October 2nd
Fantastic Four: Rise Of The Silver Surfer (20th Century Fox)
Believe it or not, Ripley, the sequel to 2005’s Fantastic Four is actually better than it’s predecessor. Now, do I recommend it? Hell, no. My complaint about the Fantastic Four franchise is that it all just seems so second rate. The set design is as generic and cheesy as the old Batman television series. The dialogue is awful. The actors (Ioan Gruffud, Jessica Alba, Chris Evans and Michael Chiklis) are C-list at best. And, because Spiderman has set the special-effects bar so high for superhero films, these don’t even manage second rate.
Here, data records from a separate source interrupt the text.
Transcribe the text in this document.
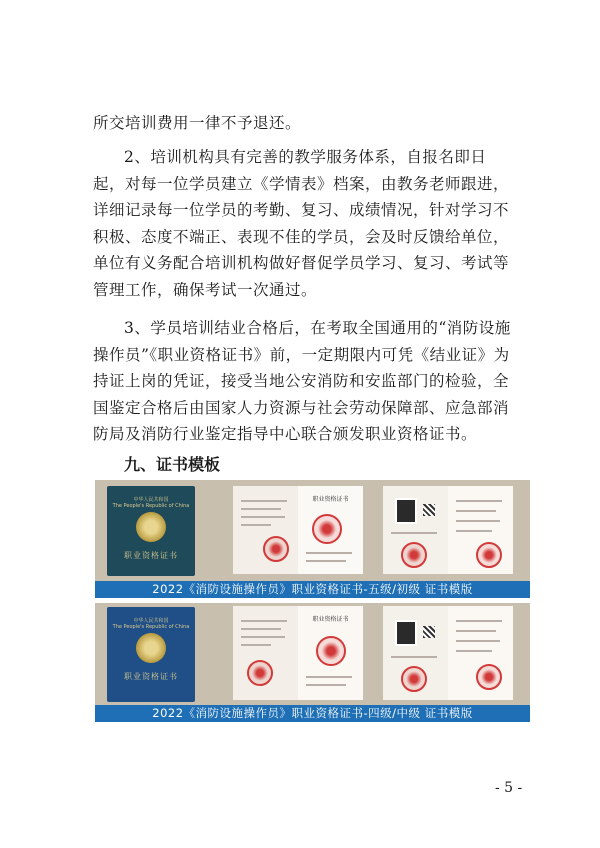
所交培训费用一律不予退还。
2、培训机构具有完善的教学服务体系，自报名即日起，对每一位学员建立《学情表》档案，由教务老师跟进，详细记录每一位学员的考勤、复习、成绩情况，针对学习不积极、态度不端正、表现不佳的学员，会及时反馈给单位，单位有义务配合培训机构做好督促学员学习、复习、考试等管理工作，确保考试一次通过。
3、学员培训结业合格后，在考取全国通用的“消防设施操作员”《职业资格证书》前，一定期限内可凭《结业证》为持证上岗的凭证，接受当地公安消防和安监部门的检验，全国鉴定合格后由国家人力资源与社会劳动保障部、应急部消防局及消防行业鉴定指导中心联合颁发职业资格证书。
九、证书模板
中华人民共和国
The People's Republic of China
职业资格证书
职业资格证书
2022《消防设施操作员》职业资格证书-五级/初级 证书模版
中华人民共和国
The People's Republic of China
职业资格证书
职业资格证书
2022《消防设施操作员》职业资格证书-四级/中级 证书模版
- 5 -
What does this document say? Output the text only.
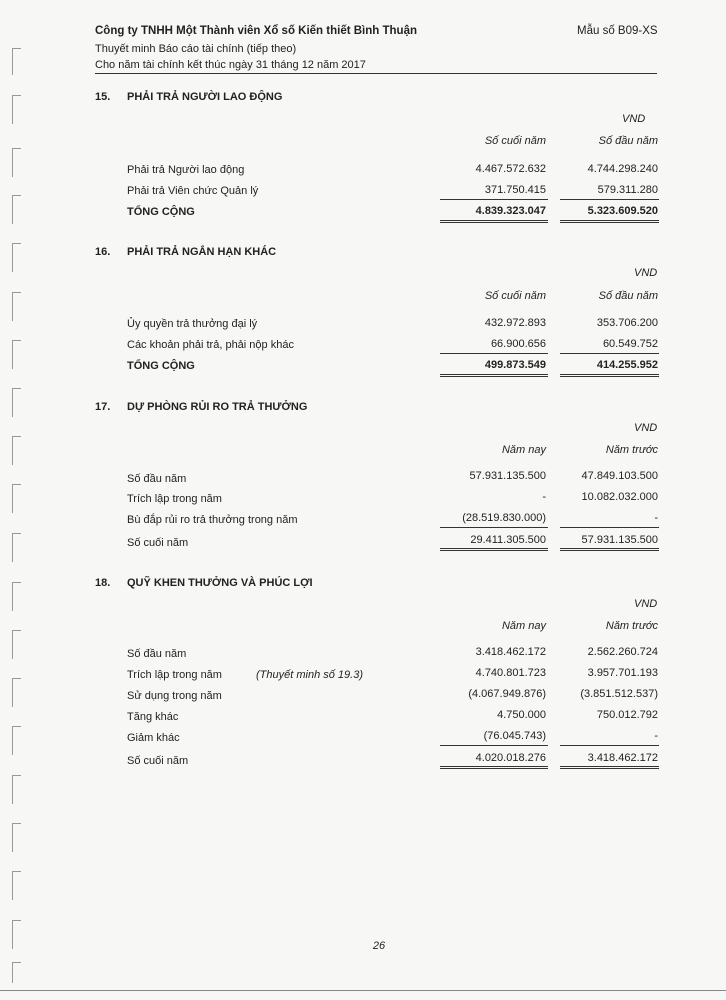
Công ty TNHH Một Thành viên Xổ số Kiến thiết Bình Thuận	Mẫu số B09-XS
Thuyết minh Báo cáo tài chính (tiếp theo)
Cho năm tài chính kết thúc ngày 31 tháng 12 năm 2017
15. PHẢI TRẢ NGƯỜI LAO ĐỘNG
VND
Số cuối năm	Số đầu năm
Phải trả Người lao động	4.467.572.632	4.744.298.240
Phải trả Viên chức Quản lý	371.750.415	579.311.280
TỔNG CỘNG	4.839.323.047	5.323.609.520
16. PHẢI TRẢ NGẮN HẠN KHÁC
VND
Số cuối năm	Số đầu năm
Ủy quyền trả thưởng đại lý	432.972.893	353.706.200
Các khoản phải trả, phải nộp khác	66.900.656	60.549.752
TỔNG CỘNG	499.873.549	414.255.952
17. DỰ PHÒNG RỦI RO TRẢ THƯỞNG
VND
Năm nay	Năm trước
Số đầu năm	57.931.135.500	47.849.103.500
Trích lập trong năm	-	10.082.032.000
Bù đắp rủi ro trả thưởng trong năm	(28.519.830.000)	-
Số cuối năm	29.411.305.500	57.931.135.500
18. QUỸ KHEN THƯỞNG VÀ PHÚC LỢI
VND
Năm nay	Năm trước
Số đầu năm	3.418.462.172	2.562.260.724
Trích lập trong năm	(Thuyết minh số 19.3)	4.740.801.723	3.957.701.193
Sử dụng trong năm	(4.067.949.876)	(3.851.512.537)
Tăng khác	4.750.000	750.012.792
Giảm khác	(76.045.743)	-
Số cuối năm	4.020.018.276	3.418.462.172
26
These effects look third rate. It’s amusing and ironic that, in this movie, the Silver Surfer is an extra-terrestrial life- sucking force that can kill a planet in eight days. He sucked the life out of me in an hour and a half. GRADE: C

October 9th
Reign Over Me (Sony Pictures)
Adam Sandler takes a rare dramatic turn as Charlie Fineman, a New Yorker whose wife and kids were killed in a 9/11 plane crash. Don Cheadle is Charlie’s former college buddy who tries to help him work through his grief. While this movie was right on the verge of a recommendation, something about it gnawed at me like a chigger in the armpit. It’s as if writer/director Mike Binder (The Upside of Anger, The Mind Of A Married Man) tried to use the events of 9/11 as a surprise ending to the film. Very early in the movie, Cheadle’s character Alan says “Charlie’s family was killed in a plane crash.” Another character later says that “Charlie’s whole life changed on September 12th, 2001.” Binder is intentionally coy and it doesn’t seem genuine. I visit New York frequently. I know New Yorkers. Not one of them would say Charlie’s family was killed in a plane crash. They would say they were killed on 9/11. None would ever say Charlie’s life changed on September 12th, 2001. Let’s be honest here, folks. Does anyone in the United States remember September 12th? Doubt it. GRADE: C+

October 9th
Surf’s Up (Sony Pictures)
In case you have failed to notice, penguins are the new gay! Penguin characters are popping up in just about every movie (the brilliant March Of The Penguins, the epic, yet horrendous Happy Feet)! Penguins have bombarded multi-media. I’m fully anticipating a new BRAVO series called Penguin Eye for the Straight Guy. I have long complained that the animated film genre has become predictable and just downright lame. So, kudos to Surf’s Up directors Ash Brannon and Chris Buck and screenwriters Lisa Addario and Christian Darren for bringing us something fresh! Surf’s Up plays like a documentary about surfing penguins. The dialogue is natural and just rolls off the tongue (I guess penguins have tongues!). The “camera” work is a brilliant blend of stationary and hand-helds (even though the entire movie is drawn). My only complaint is that the subject matter is penguins. I know they’re cute. But I’m tired of them. In fact, I’m ready for some hungry sea lions to take a few of them out. I appreciate the new approach to the animation. I would have appreciated, on a greater level, newer subject matter. GRADE: B-

October 16th
The Reaping (Warner Brothers)
Hilary Swank stars as Katherine Winter, a former missionary who specializes in debunking religious phenomena. She’s called down to Haven, Louisiana because the rivers are bloody, it’s raining bullfrogs and the townsfolk have boils on their faces. Yep, is appears that Haven is suffering from the Biblical plagues! But why? Well, apparently, the people of Haven are sacrificing children in the name of the Devil and God is waging war against them. Look. Movies about Biblical prophecy NEVER work. Did you see Demi Moore knocked up in The Seventh Sign? What the hell was that? It’s my theory that the warnings of Biblical plagues are so inherently scary that it’s hard for filmmakers to compete with our ideas of just how frightening they’re going to be. In this movie, the plagues befall Haven so quickly, we don’t have time to process them or fear them. We just get the Reader’s Digest version of the ten plagues. Ooh! I’m trembling! GRADE: C

October 16th
Transformers (Paramount)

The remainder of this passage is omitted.